Jenny Lewis with the Watson Twins, “The Charging Sky,” from Rabbit Fur Coat. An almost sickeningly sweet piece of country-pop tunecraft, with lyrics both confirming its good cheer and providing weight through observation and the sharp phrase. The song looks bemusedly at people trying to recapture idealism – “So my mom, she brushes her hair / And my dad starts growing Bob Dylan’s beard” – and also invokes serious issues. But its brightness – including Lewis’ assured, true, and uncomplicated singing – gives it an ambiguous allure. Stream.
Be Your Own Pet, “Adventure,” from Be Your Own Pet. The best Yeah Yeah Yeahs song of the year, except written and performed by this group of Nashville whippersnappers. And if we can’t have a great Yeah Yeah Yeahs song this year, this one will do nicely, fast and loose with a perfectly sloppy six-second guitar break.
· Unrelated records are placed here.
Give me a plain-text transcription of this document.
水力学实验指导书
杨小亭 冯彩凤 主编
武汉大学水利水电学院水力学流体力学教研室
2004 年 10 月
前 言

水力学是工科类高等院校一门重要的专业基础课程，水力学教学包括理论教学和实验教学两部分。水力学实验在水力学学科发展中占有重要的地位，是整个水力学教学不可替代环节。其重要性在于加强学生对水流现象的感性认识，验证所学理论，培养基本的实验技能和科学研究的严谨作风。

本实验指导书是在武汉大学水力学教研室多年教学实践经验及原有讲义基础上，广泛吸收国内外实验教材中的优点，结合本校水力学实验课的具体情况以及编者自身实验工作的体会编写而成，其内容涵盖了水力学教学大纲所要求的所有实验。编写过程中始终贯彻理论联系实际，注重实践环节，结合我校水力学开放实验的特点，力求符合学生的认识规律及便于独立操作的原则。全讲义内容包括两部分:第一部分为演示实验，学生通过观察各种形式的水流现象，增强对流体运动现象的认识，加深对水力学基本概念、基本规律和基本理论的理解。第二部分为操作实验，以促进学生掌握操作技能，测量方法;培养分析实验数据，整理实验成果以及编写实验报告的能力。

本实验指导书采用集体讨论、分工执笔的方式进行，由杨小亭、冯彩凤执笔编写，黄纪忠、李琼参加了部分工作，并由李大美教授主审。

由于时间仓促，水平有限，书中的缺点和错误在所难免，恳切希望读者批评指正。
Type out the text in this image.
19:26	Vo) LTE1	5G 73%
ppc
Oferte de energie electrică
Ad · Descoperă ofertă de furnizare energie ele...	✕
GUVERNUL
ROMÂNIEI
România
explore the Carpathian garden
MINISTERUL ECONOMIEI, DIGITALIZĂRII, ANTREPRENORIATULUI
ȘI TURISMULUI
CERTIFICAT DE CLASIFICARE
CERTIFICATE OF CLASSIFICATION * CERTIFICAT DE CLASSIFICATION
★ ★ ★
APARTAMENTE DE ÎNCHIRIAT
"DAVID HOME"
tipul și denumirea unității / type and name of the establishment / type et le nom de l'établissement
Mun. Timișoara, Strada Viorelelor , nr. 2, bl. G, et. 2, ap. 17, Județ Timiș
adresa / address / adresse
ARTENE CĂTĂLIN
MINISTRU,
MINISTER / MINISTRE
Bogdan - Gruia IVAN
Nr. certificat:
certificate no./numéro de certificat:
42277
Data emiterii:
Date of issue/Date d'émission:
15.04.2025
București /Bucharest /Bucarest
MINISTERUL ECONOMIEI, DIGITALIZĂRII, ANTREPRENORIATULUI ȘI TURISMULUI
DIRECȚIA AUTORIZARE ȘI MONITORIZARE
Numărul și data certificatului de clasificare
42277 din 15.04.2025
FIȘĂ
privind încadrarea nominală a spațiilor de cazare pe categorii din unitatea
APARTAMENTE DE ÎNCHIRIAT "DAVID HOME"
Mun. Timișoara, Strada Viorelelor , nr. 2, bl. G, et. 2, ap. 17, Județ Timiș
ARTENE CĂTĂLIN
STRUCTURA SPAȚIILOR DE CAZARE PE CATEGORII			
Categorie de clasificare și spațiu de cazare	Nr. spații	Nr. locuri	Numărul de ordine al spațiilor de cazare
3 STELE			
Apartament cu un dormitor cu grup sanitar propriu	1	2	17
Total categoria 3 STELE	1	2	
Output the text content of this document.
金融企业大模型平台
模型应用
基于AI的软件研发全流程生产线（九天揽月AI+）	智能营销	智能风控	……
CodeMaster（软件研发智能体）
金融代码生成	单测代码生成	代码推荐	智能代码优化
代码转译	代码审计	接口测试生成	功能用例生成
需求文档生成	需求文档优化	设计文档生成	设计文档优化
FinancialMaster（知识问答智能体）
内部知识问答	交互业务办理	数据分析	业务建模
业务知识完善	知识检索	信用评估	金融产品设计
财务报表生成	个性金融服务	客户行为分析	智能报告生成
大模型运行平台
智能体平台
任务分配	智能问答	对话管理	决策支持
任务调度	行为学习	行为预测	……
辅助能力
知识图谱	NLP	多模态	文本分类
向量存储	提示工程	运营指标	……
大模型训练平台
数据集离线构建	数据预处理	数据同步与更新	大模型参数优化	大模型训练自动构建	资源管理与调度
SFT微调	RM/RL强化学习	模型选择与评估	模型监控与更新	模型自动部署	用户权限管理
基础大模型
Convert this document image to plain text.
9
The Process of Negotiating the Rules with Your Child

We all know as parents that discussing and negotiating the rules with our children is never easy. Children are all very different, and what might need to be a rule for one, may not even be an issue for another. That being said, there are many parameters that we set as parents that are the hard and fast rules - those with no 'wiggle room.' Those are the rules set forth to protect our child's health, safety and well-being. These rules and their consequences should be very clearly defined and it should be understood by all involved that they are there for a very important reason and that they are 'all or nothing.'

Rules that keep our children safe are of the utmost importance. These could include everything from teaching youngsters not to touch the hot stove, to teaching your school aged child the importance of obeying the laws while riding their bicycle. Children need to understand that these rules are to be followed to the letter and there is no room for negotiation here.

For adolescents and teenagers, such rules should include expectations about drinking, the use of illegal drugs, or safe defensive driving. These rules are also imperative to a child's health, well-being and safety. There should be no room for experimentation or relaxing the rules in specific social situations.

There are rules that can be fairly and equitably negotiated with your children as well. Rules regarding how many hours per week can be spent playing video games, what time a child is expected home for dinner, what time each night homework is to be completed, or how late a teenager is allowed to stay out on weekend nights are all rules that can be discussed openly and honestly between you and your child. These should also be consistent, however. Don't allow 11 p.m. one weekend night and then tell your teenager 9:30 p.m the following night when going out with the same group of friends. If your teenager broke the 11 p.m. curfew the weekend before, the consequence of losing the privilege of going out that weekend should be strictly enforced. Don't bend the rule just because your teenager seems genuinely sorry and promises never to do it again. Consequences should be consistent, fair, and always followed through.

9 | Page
Be Your Own Pet singer Jemina Pearl has an uncanny vocal resemblance to Karen O, and the rest of the band is appropriately loud, spastic, and tuneful. Download.
Tapes ’n Tapes, “Cowbell,” from The Loon. A wonderfully twisted pop ditty full of off-center touches, from the quivering vocals to the prominence of the bass as a melodic instrument to its itchy, anxious texture. It’s a lot like Frog Eyes on an inadequate dose of Ritalin, and better for being ever-so-slightly tamer. Stream. Download.
Elf Power, “Back to the Web,” online only. This track – recorded in Rock Island, Illinois, for Daytrotter.com – has a gauzy, muffled lo-fi sound and a vocal tone that would fit right in on a Robert Pollard or Guided by Voices album. Georgia’s Elf Power starts with a dreamy base of low-key instrumentation (with Celtic and Middle Eastern undertones) that slowly builds to an electric cacophony. An escalation rather than a verse-chorus-verse song, with a well-placed wave of distortion near the two-minute mark that feels utterly natural. Download.
TV on the Radio, “A Method,” from Return to Cookie Mountain. We close with a great Peter Gabriel-Beach Boys collaboration arranged by Bobby McFerrin – but without Peter Gabriel, the Beach Boys, or Bobby McFerrin. With lead vocals reminiscent of Gabriel’s peculiar marble-mouthed way around words, and some lovely, otherworldly harmonies, the track soars with sweetness, but it’s punctuated and grounded by minimalist, insistent percussion – including subdued claps – that always keeps the listener off-guard. Download.
This article originally appeared in slightly different form in the River Cities’ Reader.
Yes, but have you heard Joanna Newsom’s new album, Ys? or the new Hold Steady?
Emily:
I have heard (and love) the Newsom album, although I doubt I would have included anything from it here because of the length of the tracks.
I have not heard the Hold Steady record, although I’ve read many good things about it. I’ll be sure to check it out.